Slacker Gets Funding, Daylight Solutions Gets the Military Interested in its Laser Technology, Startup CEOs Get Survival Advice, and More San Diego BizTech News
One of San Diego’s technology startups made an acquisition, and another got a secondary round of venture funding last week. That might not signify the end of the downturn for San Diego’s venture-backed companies, but they were welcome developments nevertheless. Meanwhile, entrepreneurs in San Diego’s technology sector got lots of survival advice.
—Our timing made us look prescient this week when we profiled Slacker and Dennis Mudd, who had raised almost $60 million in venture capital since founding San Diego’s online streaming music website in 2007. If only we had known that two days later Slacker would disclose it had raised another $9.7 million, we would have asked why the online music streaming company needed the extra funding (rest assured, we will press for more on this front anyway). Slacker just raised $5 million in December.
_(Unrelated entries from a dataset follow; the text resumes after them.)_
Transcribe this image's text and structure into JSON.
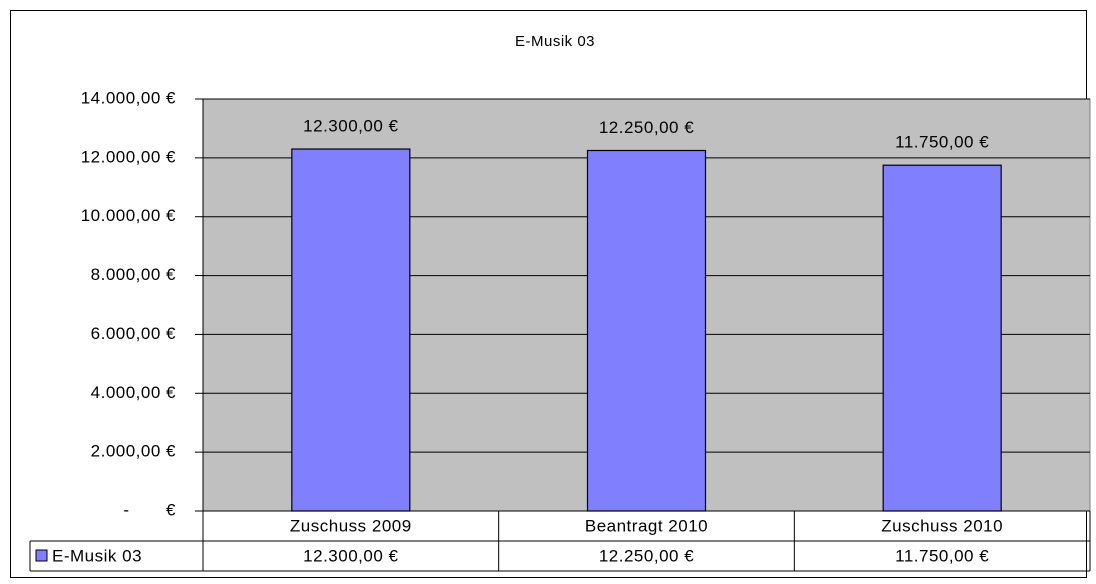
{
  "chart_data": {
    "type": "bar",
    "title": "E-Musik 03",
    "categories": [
      "Zuschuss 2009",
      "Beantragt 2010",
      "Zuschuss 2010"
    ],
    "series": [
      {
        "name": "E-Musik 03",
        "color": "#8080ff",
        "values": [
          12300,
          12250,
          11750
        ],
        "value_labels": [
          "12.300,00 €",
          "12.250,00 €",
          "11.750,00 €"
        ]
      }
    ],
    "ylim": [
      0,
      14000
    ],
    "yticks": [
      {
        "value": 0,
        "label": "-       €"
      },
      {
        "value": 2000,
        "label": "2.000,00 €"
      },
      {
        "value": 4000,
        "label": "4.000,00 €"
      },
      {
        "value": 6000,
        "label": "6.000,00 €"
      },
      {
        "value": 8000,
        "label": "8.000,00 €"
      },
      {
        "value": 10000,
        "label": "10.000,00 €"
      },
      {
        "value": 12000,
        "label": "12.000,00 €"
      },
      {
        "value": 14000,
        "label": "14.000,00 €"
      }
    ],
    "grid": true,
    "plot_background": "#c0c0c0"
  }
}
—BakBone Software, the San Diego data backup and recovery company, said it paid more than $15.9 million to acquire ColdSpark, a Broomfield, CO, company that specializes in managing global messaging infrastructures. BakBone says its data protection platform, combined with ColdSpark’s proprietary email platform, will allow customers to improve corporate compliance, mitigate risk, enhance performance, and reduce operational costs.
—Daylight Solutions has developed technology that is the stuff of science fiction. The four-year-old, venture-backed startup has created laser-based sensors capable of detecting glucose in the breath of diabetic patients and carbonyl sulfide in the breath of patients suffering from liver disease. Daylight Solutions’ lasers operate at mid-infrared wavelengths, a part of the spectrum co-founder Tim Day describes as “the color of heat.” I profiled the company and its latest move to prove its technology can be used by the military to prevent heat-seeking missiles from homing in on aircraft in flight.
—Don Dixon, a co-founder and managing director in the Palo Alto, CA, office of Trident Capital, delivered some tough advice at the annual Red Herring North America 100 conference, which was held in San Diego last week. Dixon says CEOs should be cutting costs in anticipation of worsening economic trends. He does not expect the IPO market to return anytime soon, and says his firm views mergers and acquisitions “as a game of musical chairs in which there are six chairs and 600 kids at the party. You want to be sure that you’re one of the ones who gets a chair.”
—Five months ago, Jim Zierick was named CEO of San Diego’s Nirvanix. Last month, the cloud storage technology specialist raised $5 million in a secondary venture round from its existing investors, which include Intel, Mission Ventures, Valhalla Partners, and Windward Ventures. So what’s next? Zierick told Xconomy’s Juha-Pekka Tikka that Nirvanix continues to grow and will likely need more venture capital next year.
—When the exits for venture-backed companies are closed, CEOs should work to get as close as possible to profitability, according to the panelists who discussed strategies for startups while capital markets remain shuttered at the Red Herring North America 100 conference in San Diego. Brian Gentile, CEO of San Francisco-based Jaspersoft, urged startup CEOs to “get to ‘great’ on operational excellence, and from there you’ll have many more options.”